Una sociedad democrática, respetuosa con los derechos fundamentales de todos sus ciudadanos, no cuestiona si las mujeres víctimas de violencia machista, o las personas de color diferente, tienen derecho a convivir en nuestros municipios o tienen que quedarse a las puertas del mismo. No plantea una votación sobre si debe permitirse o no la violencia. No sometemos cada día a plebiscito los derechos fundamentales. Y en ello nos reconocemos civilizados y humanos.

A nuestra sociedad le costó muchos años establecer algo que hoy reconocemos como obvio: los niños y niñas son personas que tienen derechos que hay que respetar y salvaguardar, ni son propiedad de sus padres, ni deben ser objetos de caridad. Tienen una dignidad inherente y unos derechos inalienables, que abarcan, entre otros, la supervivencia, el pleno desarrollo de sus capacidades, la participación, la protección frente a la violencia, y la no discriminación. Son parte de nuestra sociedad, como todos los adultos.

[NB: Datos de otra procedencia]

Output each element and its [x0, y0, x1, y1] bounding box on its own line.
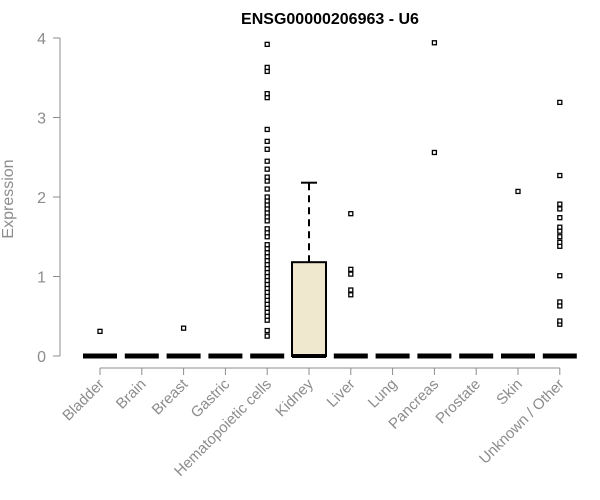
box-group — [542, 99, 577, 359]
outlier-point — [264, 41, 270, 48]
outlier-point — [557, 299, 563, 305]
outlier-point — [557, 201, 563, 207]
box-group — [333, 211, 368, 359]
outlier-point — [264, 64, 270, 71]
outlier-point — [264, 194, 270, 200]
x-tick-label: Brain — [113, 376, 150, 413]
outlier-point — [348, 271, 354, 277]
box-group — [166, 325, 201, 359]
x-tick-label: Kidney — [272, 375, 317, 420]
outlier-point — [264, 138, 270, 145]
box-group — [250, 41, 285, 359]
outlier-point — [264, 126, 270, 133]
y-tick-label: 2 — [37, 190, 46, 207]
outlier-point — [431, 40, 438, 46]
outlier-point — [264, 226, 270, 232]
x-tick-label: Liver — [324, 376, 359, 411]
box-group — [417, 40, 452, 359]
outlier-point — [557, 224, 563, 230]
outlier-point — [515, 188, 521, 195]
outlier-point — [557, 99, 563, 106]
outlier-point — [557, 172, 563, 179]
x-tick-label: Bladder — [59, 376, 108, 425]
outlier-point — [264, 174, 270, 180]
outlier-point — [557, 318, 563, 324]
x-tick-label: Skin — [493, 376, 526, 409]
outlier-point — [557, 215, 563, 221]
box-group — [83, 328, 117, 359]
y-axis: 0 1 2 3 4 — [37, 31, 61, 366]
x-tick-label: Prostate — [432, 376, 484, 428]
outlier-point — [557, 206, 563, 212]
x-tick-label: Lung — [365, 376, 401, 412]
outlier-point — [264, 146, 270, 152]
outlier-point — [264, 186, 270, 192]
y-tick-label: 3 — [37, 111, 46, 128]
y-tick-label: 4 — [37, 31, 46, 48]
chart-title: ENSG00000206963 - U6 — [241, 11, 419, 28]
outlier-point — [431, 149, 438, 156]
box-group — [501, 188, 535, 359]
outlier-point — [557, 234, 563, 240]
box-group — [291, 181, 327, 358]
outlier-point — [97, 328, 103, 335]
y-tick-label: 0 — [37, 349, 46, 366]
outlier-point — [264, 158, 270, 164]
outlier-point — [264, 333, 270, 339]
outlier-point — [557, 273, 563, 279]
outlier-point — [348, 287, 354, 293]
outlier-point — [348, 211, 354, 217]
outlier-point — [557, 239, 563, 245]
box-series — [83, 40, 577, 359]
outlier-point — [264, 166, 270, 172]
outlier-point — [264, 242, 270, 248]
outlier-point — [180, 325, 187, 331]
x-tick-label: Breast — [149, 375, 192, 418]
y-axis-label: Expression — [0, 159, 17, 238]
box — [291, 261, 327, 357]
outlier-point — [264, 327, 270, 334]
y-tick-label: 1 — [37, 270, 46, 287]
outlier-point — [348, 292, 354, 298]
outlier-point — [348, 266, 354, 272]
outlier-point — [264, 91, 270, 97]
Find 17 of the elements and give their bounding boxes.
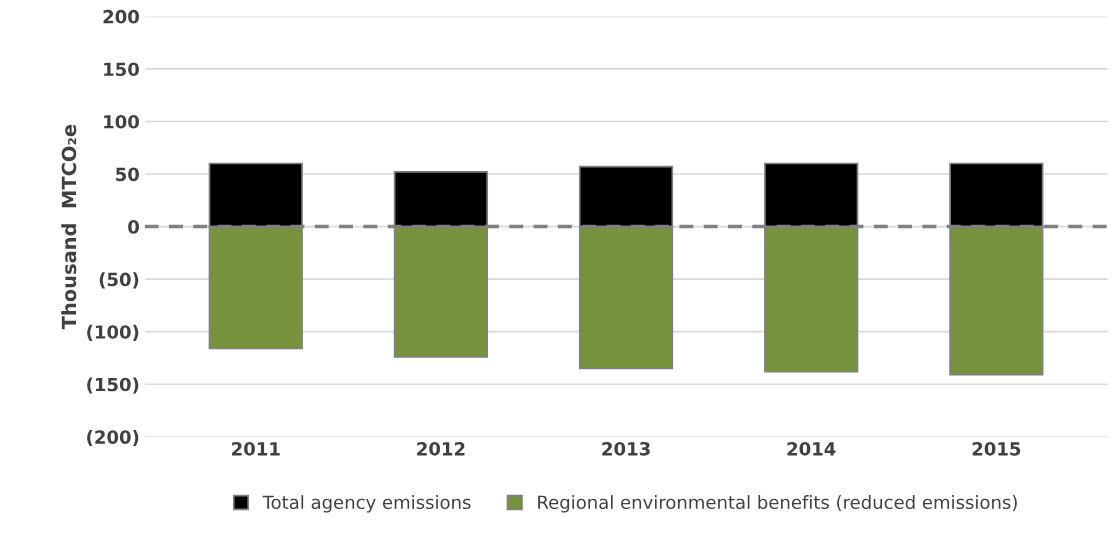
- x-tick-label: 2013: [602, 441, 650, 456]
- y-tick-label: 0: [128, 220, 139, 234]
- x-tick-label: 2015: [972, 441, 1021, 456]
- x-tick-label: 2012: [417, 441, 465, 456]
- x-tick-label: 2011: [232, 441, 280, 456]
- x-tick-label: 2014: [787, 441, 836, 456]
- y-tick-label: 100: [104, 114, 139, 129]
- y-tick-label: (50): [99, 272, 139, 289]
- y-tick-label: (200): [87, 429, 139, 447]
- y-tick-label: (100): [87, 324, 139, 341]
- legend-label: Total agency emissions: [262, 495, 471, 513]
- y-tick-label: (150): [87, 377, 139, 394]
- y-tick-label: 50: [116, 167, 139, 182]
- legend-label: Regional environmental benefits (reduced emissions): [538, 495, 1017, 513]
- y-tick-label: 150: [104, 62, 139, 77]
- y-axis-title: Thousand MTCO₂e: [61, 124, 77, 330]
- y-tick-label: 200: [103, 9, 139, 24]
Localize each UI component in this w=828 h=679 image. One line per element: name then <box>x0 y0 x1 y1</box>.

Este logro ético y humano tiene además su referente legal internacional en la Convención sobre los Derechos del Niño de 1989, la más ratificada de la historia. España, como Estado parte, asumió en 1990 cumplirla como una obligación legalmente exigible en materia de derechos humanos. La Convención señala que la familia es el medio natural para el crecimiento y el bienestar de todos sus miembros, y en particular de los niños que, para el pleno y armonioso desarrollo de su personalidad, deben crecer en el seno de la familia, en un ambiente de felicidad, amor y comprensión.

Sin embargo, algunos niños y niñas, a pesar de nacer iguales en derechos, tienen la mala suerte de vivir circunstancias de mayor vulnerabilidad que otros. Por ejemplo, que sus familias no sean el entorno protector y amoroso que todos necesitamos, sino un espacio de violencia o negligencia. En estas ocasiones, la obligación del Estado y de todas las administraciones públicas, es protegerlos de ese entorno, del que son víctimas.

Es en este marco en el que me he quedado atónito al conocer que estos días en la Comunitat Valenciana, tierra tradicionalmente solidaria y acogedora, se está produciendo un bochornoso rechazo público, por parte de una parte de la ciudadanía y de responsables políticos de un municipio valenciano, a la convivencia con un pequeño número de niños y niñas víctimas de violencia, que han vivido situaciones que jamás ningún niño debería vivir: han sido objeto de abandono por parte de sus familias, o de violencia, maltrato o abuso, de forma que han sido declarados en desamparo por parte de la Generalitat, que es quien tiene las competencias de protección de la infancia y quien asume, en nombre de toda la sociedad, la tutela de esos niños.

Para llevar a cabo esta función, la Generalitat, en línea con algunas recomendaciones del Comité de los Derechos del Niño, así como de las entidades impulsoras del Pacto Valenciano por la Infancia, está modificando su sistema de acogimiento residencial, necesitado desde hace años de una ingente reforma, para, entre otras cuestiones, reducir el número de niños tutelados por cada centro, y facilitar su muy necesaria normalización social.

Pero cuando ha intentado construir nuevos centros, de pequeño tamaño, en los que estos niños y niñas puedan vivir en un entorno más familiar y puedan ser reparados, con el cariño y amor necesarios, del daño que se les ha producido, algunos ciudadanos, algunos partidos políticos y, aún peor, algunos plenos municipales, parecen querer plantear una consulta ciudadana sobre si debe o no permitirse.

Estamos hablando de niños vulnerados en sus derechos, a los que algunas personas quieren volver a vulnerar impidiéndoles vivir en su municipio. ¿Qué sociedad estamos construyendo? ¿No reconocemos a las víctimas? ¿No hay conciencia de que se está rechazando a los niños más vulnerables, a los que están en situación de mayor debilidad? ¿Es esta una sociedad corresponsable de los derechos de la infancia? Necesitamos serenarnos, reflexionar y cobrar conciencia de nuestros prejuicios inconscientes, necesitamos sensibilizar a la sociedad y a sus representantes de las múltiples realidades de los niños y niñas, de cuáles son las vías para su protección, de qué podemos hacer para contribuir a su bienestar y visibilizar sus derechos.

Durante décadas, con enorme esfuerzo, entre todos hemos construido una sociedad española más desarrollada, donde logros como el sistema de pensiones, la sanidad pública o la repulsa a la violencia machista son patrimonio de todos. Ahora es el momento de demostrar conjuntamente, tanto la ciudadanía como las administraciones locales y autonómicas, que la infancia, sobre todo la más vulnerable, también es un valor común a proteger. Como señaló Nelson Mandela, «no puede haber una revelación más intensa del alma de una sociedad, que la forma en la que trata a sus niños». La ética de nuestra sociedad se mide en cómo tratamos a nuestros niños y niñas.